Calls grow for the Federal Government to improve ‘fundamental services’ for older Australians

Aug 28, 2023
The latest Intergenerational Report reveals that by 2063, one out of every five Australians will be older adults. Source: Getty Images.

The Federal Government is being urged to use the recently released Intergenerational Report as motivation to take action to improve “fundamental services” for older Australians.

Projecting all the way to 2062-63, the 2023 Intergenerational Report offers insights into Australia’s economy and the government’s budget. This marks the sixth edition of such a report, which aims to help the government plan for the next 40 years by understanding what will boost our nation’s economy.

The report focuses on five major factors that will shape the future:

  1. Population ageing
  2. Technological and digital transformation
  3. Climate change and the net zero transformation
  4. Rising demand for care and support services
  5. Geopolitical risk and fragmentation.

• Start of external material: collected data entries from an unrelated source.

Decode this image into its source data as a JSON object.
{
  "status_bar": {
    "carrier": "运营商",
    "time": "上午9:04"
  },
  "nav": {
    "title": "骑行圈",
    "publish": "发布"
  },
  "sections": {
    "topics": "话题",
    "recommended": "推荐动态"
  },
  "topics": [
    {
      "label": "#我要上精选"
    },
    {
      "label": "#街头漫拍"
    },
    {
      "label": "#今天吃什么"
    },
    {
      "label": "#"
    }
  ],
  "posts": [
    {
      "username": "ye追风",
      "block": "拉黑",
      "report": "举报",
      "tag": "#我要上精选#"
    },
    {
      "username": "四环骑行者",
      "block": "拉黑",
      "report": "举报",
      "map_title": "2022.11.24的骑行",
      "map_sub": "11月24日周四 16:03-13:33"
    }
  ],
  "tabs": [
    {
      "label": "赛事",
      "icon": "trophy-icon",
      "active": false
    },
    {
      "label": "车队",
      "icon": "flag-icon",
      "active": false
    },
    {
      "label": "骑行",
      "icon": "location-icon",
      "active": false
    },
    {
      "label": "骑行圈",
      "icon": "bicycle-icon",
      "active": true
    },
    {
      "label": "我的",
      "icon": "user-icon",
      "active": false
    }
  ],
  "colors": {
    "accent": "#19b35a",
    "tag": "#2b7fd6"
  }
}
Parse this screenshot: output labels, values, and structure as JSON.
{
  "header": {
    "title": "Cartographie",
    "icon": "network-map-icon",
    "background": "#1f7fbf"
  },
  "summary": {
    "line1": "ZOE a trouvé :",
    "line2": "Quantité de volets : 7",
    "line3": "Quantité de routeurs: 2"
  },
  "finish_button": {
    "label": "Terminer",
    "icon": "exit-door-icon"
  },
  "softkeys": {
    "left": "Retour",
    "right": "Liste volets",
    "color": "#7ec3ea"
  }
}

The latest Intergenerational Report reveals that by 2063, one out of every five Australians will be older adults. The report also forecasts that the number of older individuals will double, those above 85 will triple, and centenarians will increase sixfold.

As the population grows, there will be added financial strain due to higher expenditures on aged and healthcare services.

To address this, the care and support workforce will need to double in size in order to meet the rising needs of an ageing Australia.

While Treasurer Jim Chalmers sees these changes as an opportunity for the care sector rather than a sign of an aging economy, Patricia Sparrow, the Chief Executive Officer of COTA Australia, emphasises that the intergenerational reports highlights the challenge of designing policies to involve older individuals in supporting the growth and advancement.

“Given the long-term outlook outlined in the Intergenerational Report, a renewed focus on fundamental services and systems such as retirement incomes, health and aged care is crucial,” Sparrow said.

“The Treasurer outlined his government’s commitment to focusing on both the retirement, as well as the accumulation, phase of superannuation which is overdue and welcome.

“COTA Australia has been calling for action to support older people better plan for retirement. Financial literacy and retirement income products are key elements to make sure people are confident to spend more than the legislated minimum draw down and support them to have a dignified retirement.”

Sparrow also stressed the importance of taking action to combat ageism and other obstacles that hinder older individuals from fully realising the valuable contributions they offer to society.

“Older Australians are a resource with valuable experience and expertise that can and should be shared. Without harnessing that we’re robbing every generation,” Sparrow said.

“Older people can and do continue to contribute to the economy. However, ageism keeps older people who want to work out of our workforce.

“We look forward to seeing the Federal Government’s Employment White Paper and how it intends to give older workers choices and chances. Addressing ageism will have to form part of that approach so that older Australians can make the meaningful contribution they want to.”